Il servizio che ha portato al risultato evidenziato si è svolto mediate un preliminare lavoro di appostamento che ha consentito ai Militari, dapprima di individuare il numero dei dipendenti dell’azienda

in questione e poi, successivamente, attraverso l’incrocio dei dati acquisiti dall’iniziale lavoro di osservazione con quelli scaturenti dalle dichiarazioni rese dai lavoratori in sede di intervento, di verificare per ognuno di loro le reali mansioni svolte, l’effettivo impiego nell’arco dell’intera giornata e la data di inizio rapporto lavorativo.

La posizione del commerciante inadempiente che aveva, tra l’altro, percepito aiuti pubblici regionali rivenienti dagli strumenti agevolativi dei cosidetti “ammortizzatori sociali” è stata sottoposta all’attenzione dell’Autorità Giudiziaria per eventuali responsabilità penalmente rilevanti.
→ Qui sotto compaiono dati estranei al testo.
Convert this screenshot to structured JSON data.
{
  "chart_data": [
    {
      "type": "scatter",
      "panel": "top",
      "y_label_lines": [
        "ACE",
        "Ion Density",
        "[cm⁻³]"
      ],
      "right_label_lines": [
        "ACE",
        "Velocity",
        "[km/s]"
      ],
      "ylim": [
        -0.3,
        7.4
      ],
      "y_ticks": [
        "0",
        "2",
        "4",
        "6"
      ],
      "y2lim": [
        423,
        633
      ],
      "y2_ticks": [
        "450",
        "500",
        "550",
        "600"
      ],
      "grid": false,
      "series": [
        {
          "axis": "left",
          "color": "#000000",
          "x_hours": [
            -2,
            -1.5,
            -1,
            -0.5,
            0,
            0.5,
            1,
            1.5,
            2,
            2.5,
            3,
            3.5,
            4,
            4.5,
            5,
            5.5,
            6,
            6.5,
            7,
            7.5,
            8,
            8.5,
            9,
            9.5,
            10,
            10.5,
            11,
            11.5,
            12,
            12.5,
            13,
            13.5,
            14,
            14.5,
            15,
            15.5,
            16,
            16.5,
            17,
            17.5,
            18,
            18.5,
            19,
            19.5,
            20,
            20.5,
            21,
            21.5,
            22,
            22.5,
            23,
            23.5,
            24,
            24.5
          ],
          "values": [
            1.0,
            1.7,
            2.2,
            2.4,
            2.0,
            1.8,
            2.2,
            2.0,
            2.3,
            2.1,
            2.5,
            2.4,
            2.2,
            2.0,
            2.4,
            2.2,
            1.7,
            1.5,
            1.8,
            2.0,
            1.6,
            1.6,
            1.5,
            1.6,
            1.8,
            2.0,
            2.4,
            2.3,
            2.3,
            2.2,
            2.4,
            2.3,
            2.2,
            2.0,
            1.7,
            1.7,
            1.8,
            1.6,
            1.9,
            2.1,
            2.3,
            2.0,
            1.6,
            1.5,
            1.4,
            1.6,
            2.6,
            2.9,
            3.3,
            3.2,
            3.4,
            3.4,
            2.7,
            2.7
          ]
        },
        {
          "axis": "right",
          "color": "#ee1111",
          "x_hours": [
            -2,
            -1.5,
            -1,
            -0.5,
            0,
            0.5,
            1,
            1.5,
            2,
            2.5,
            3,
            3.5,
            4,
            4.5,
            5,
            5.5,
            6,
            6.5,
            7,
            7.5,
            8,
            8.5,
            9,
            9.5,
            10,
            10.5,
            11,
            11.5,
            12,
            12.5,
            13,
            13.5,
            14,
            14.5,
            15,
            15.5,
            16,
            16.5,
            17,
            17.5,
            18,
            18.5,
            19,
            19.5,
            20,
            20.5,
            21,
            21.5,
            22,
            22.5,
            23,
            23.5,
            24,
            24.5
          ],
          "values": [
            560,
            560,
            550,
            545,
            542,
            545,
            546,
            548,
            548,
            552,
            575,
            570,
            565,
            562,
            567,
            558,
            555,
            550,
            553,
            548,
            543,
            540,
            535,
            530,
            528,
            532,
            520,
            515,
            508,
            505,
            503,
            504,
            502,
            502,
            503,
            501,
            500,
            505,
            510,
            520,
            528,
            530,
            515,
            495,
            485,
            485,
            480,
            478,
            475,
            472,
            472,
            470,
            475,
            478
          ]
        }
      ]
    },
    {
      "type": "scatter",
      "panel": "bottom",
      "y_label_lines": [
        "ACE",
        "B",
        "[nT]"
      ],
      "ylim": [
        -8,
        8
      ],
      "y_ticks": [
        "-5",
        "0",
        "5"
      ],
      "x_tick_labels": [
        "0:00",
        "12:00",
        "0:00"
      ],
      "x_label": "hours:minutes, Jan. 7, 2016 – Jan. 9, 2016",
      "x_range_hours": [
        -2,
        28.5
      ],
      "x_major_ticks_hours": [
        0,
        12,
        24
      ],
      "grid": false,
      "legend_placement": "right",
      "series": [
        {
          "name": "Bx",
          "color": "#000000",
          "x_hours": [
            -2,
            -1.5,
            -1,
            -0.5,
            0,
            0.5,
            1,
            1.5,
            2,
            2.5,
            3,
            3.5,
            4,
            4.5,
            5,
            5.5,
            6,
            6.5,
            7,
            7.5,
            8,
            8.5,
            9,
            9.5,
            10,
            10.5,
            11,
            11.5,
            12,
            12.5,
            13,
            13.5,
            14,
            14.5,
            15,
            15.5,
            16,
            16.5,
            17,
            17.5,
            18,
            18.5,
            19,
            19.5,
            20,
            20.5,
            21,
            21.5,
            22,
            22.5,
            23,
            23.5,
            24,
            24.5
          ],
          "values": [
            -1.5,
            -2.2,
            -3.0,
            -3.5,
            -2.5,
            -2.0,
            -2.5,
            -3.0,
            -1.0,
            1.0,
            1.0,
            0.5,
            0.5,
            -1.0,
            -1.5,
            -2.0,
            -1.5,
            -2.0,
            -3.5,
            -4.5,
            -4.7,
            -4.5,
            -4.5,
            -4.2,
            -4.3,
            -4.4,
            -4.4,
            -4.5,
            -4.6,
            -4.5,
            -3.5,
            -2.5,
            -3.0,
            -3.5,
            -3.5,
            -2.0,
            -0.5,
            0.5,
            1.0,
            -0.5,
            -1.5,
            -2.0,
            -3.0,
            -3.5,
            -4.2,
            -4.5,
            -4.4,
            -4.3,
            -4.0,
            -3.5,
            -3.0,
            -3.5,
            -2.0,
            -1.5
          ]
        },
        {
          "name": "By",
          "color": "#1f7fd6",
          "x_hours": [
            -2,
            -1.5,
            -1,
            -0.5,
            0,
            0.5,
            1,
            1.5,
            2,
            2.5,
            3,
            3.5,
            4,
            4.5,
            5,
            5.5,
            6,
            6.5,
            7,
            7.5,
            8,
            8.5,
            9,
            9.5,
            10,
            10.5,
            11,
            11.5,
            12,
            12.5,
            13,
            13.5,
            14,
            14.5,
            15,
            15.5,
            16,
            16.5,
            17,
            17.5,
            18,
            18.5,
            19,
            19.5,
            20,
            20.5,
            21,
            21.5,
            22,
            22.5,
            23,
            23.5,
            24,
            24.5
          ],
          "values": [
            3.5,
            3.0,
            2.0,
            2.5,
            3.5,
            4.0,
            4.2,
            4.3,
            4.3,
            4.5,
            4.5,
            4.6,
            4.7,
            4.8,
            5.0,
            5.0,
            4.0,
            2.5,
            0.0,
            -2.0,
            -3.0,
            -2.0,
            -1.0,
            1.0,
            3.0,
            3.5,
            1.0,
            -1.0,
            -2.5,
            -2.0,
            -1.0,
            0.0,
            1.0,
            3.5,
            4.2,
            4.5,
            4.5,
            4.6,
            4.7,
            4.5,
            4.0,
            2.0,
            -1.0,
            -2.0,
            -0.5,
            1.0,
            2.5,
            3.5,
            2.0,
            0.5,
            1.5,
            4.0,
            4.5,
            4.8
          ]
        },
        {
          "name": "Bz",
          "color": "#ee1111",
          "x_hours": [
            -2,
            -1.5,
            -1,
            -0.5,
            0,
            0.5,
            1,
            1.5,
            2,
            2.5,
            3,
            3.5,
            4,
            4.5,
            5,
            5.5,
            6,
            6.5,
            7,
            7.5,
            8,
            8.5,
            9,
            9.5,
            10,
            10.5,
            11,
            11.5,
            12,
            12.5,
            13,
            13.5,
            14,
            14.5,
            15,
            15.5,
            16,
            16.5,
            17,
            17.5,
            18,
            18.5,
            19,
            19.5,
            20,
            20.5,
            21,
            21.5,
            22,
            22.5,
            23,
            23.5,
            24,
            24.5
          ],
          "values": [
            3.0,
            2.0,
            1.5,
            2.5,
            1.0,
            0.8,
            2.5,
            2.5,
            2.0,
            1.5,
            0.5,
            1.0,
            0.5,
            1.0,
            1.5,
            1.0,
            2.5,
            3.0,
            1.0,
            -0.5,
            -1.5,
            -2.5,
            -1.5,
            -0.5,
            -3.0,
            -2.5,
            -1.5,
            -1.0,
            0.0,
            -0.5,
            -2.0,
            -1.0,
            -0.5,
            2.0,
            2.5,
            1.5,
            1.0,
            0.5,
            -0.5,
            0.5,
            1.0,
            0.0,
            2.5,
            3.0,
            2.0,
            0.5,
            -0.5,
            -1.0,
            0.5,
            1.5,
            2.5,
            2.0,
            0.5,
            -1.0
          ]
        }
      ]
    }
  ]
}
Le violazioni constatate in materia di “lavoro nero” saranno inoltrate, nei termini di legge, agli Uffici competenti ai fini dell’irrogazione delle previste sanzioni amministrative. L’impiego di manodopera “in nero” e/o “irregolare” è punito con una sanzione amministrativa da 1.500 a 12.000 euro per ciascun lavoratore, maggiorata di 150 euro per ogni giornata di lavoro effettivo, cui si aggiunge una sanzione per l’omesso pagamento dei contributi e premi, riferiti a ciascun dipendente, non inferiore a 3.000 euro indipendentemente dalla durata della prestazione lavorativa accertata.